While we humans think of winter as a three or four month sentence to ice and snow and muddy floors, all that is outdoors is actually on a mission of renewal. Resting is part of renewal. We realize that for ourselves but it’s true for all living things. Nature, full of life in the summer, succumbs to cooler air and lower sunshine. Her bundles of seeds are insurance against all oncoming weather that her flowers and vegetables and trees will be there with the next spring rain, rays of sunshine and warm breezes.
“In All Things We’ll be Joyful to Gather the Seeds of Her Labor.” C.L.Moore, 2015
Seed Tips We’ve Found Helpful:
1. Some seeds just need to be left to their own devices. An example is Sweet William. Seed heads form after blooming is done. In summer air and sun, the seeds dry, the plant bends over and seeds are released back to the soil. To move seeds to another location, simply shake dry seed heads into an aluminum pie pan. Scatter in prepared bed. Autumn is the time to plant this perennial seed.
2. An aluminum pie pan is a simple, cheap tool for gathering seeds. Hold the pan under the chosen seeds and gather into the pan. Seeds can continue to dry right in the pan. Or, break off seed heads, such as when gathering marigolds, place in pan until totally dry and brown. Then, break open seed package, release the seeds into the pan for further drying.
3. Drying is key to keeping seeds viable. Always make sure seeds are completely dry before storing is jar, envelope or box. Label each type and note the date they were gathered. Seeds can be grown at least three or four years after the gathering date.
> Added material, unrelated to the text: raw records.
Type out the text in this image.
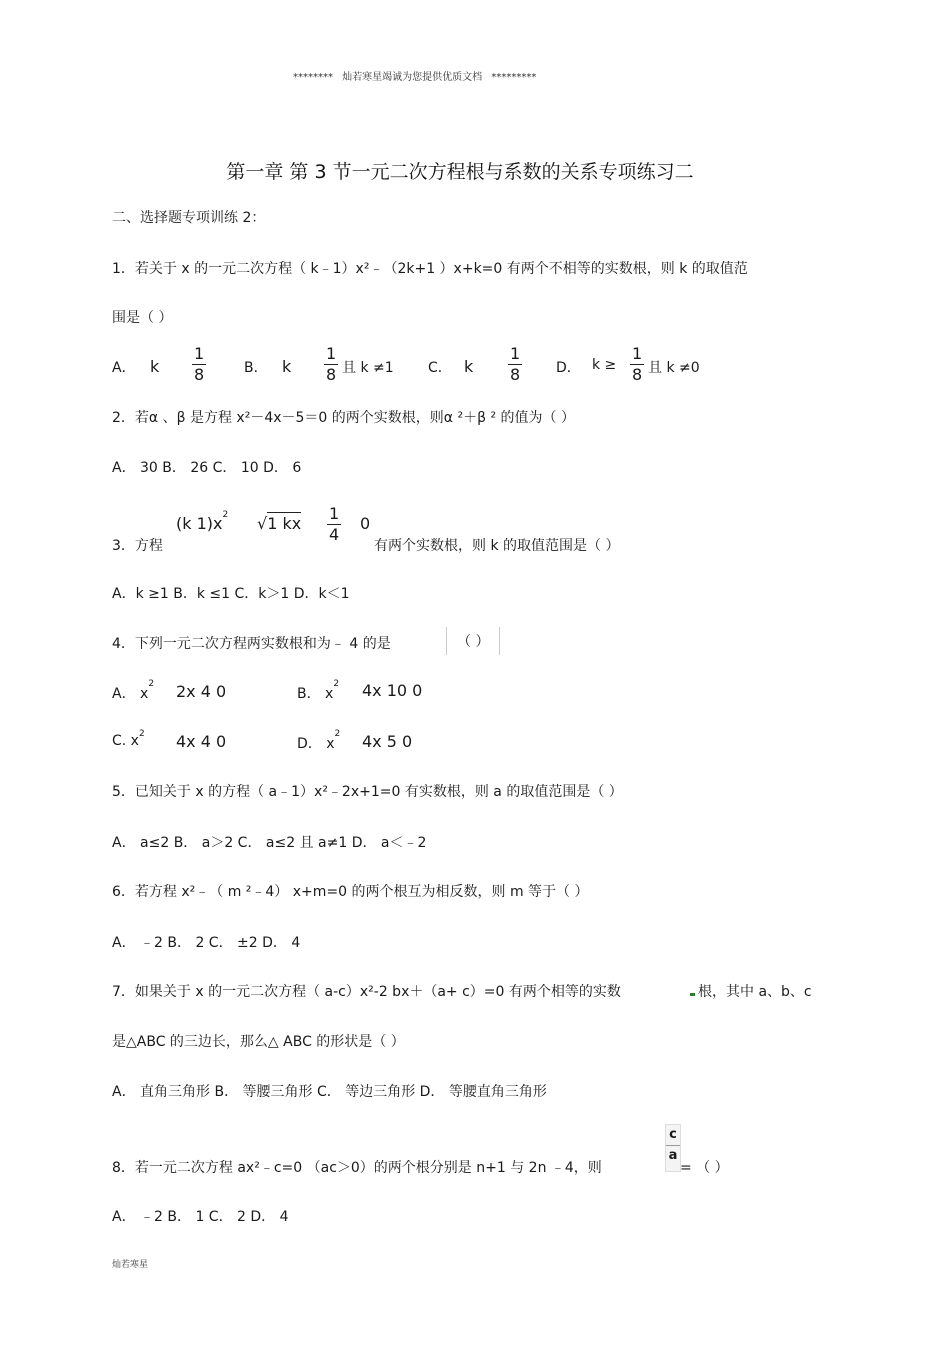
******** 灿若寒星竭诚为您提供优质文档 *********
第一章 第 3 节一元二次方程根与系数的关系专项练习二
二、选择题专项训练 2：
1．若关于 x 的一元二次方程（ k﹣1）x²﹣（2k+1 ）x+k=0 有两个不相等的实数根，则 k 的取值范
围是（ ）
A． k $\frac{1}{8}$	B． k $\frac{1}{8}$ 且 k ≠1 C． k $\frac{1}{8}$ D． $k \ge \frac{1}{8}$ 且 k ≠0
2．若α 、β 是方程 x²－4x－5＝0 的两个实数根，则α ²＋β ² 的值为（ ）
A． 30 B． 26 C． 10 D． 6
(k $1)x^2$ √1 kx $\frac{1}{4} 0$
3．方程	有两个实数根，则 k 的取值范围是（ ）
A．k ≥1 B．k ≤1 C．k＞1 D．k＜1
4．下列一元二次方程两实数根和为﹣ 4 的是	（ ）
A． $x^2$ 2x 4 0	B． $x^2$ 4x 10 0
C. $x^2$ 4x 4 0	D． $x^2$ 4x 5 0
5．已知关于 x 的方程（ a﹣1）x²﹣2x+1=0 有实数根，则 a 的取值范围是（ ）
A． a≤2 B． a＞2 C． a≤2 且 a≠1 D． a＜﹣2
6．若方程 x²﹣（ m ²﹣4） x+m=0 的两个根互为相反数，则 m 等于（ ）
A． ﹣2 B． 2 C． ±2 D． 4
7．如果关于 x 的一元二次方程（ a-c）x²-2 bx＋（a+ c）=0 有两个相等的实数	根，其中 a、b、c
是△ABC 的三边长，那么△ ABC 的形状是（ ）
A． 直角三角形 B． 等腰三角形 C． 等边三角形 D． 等腰直角三角形
8．若一元二次方程 ax²﹣c=0 （ac＞0）的两个根分别是 n+1 与 2n ﹣4，则	$\frac{c}{a}$ = （ ）
A． ﹣2 B． 1 C． 2 D． 4
灿若寒星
Seeds should be stored in a cool, dry place. Envelopes fit into drawers, jars can sit on a shelf as long as it isn’t in sunlight. Some people store seed jars in the refrigerator. Before storing for winter, make sure the seeds are the only things in the container. Sometimes small insects hide in seed heads, or cling to the seeds themselves. Again the pie pan is great for spotting these lively tag-a-longs. Remove anything moving before sealing seeds in containers.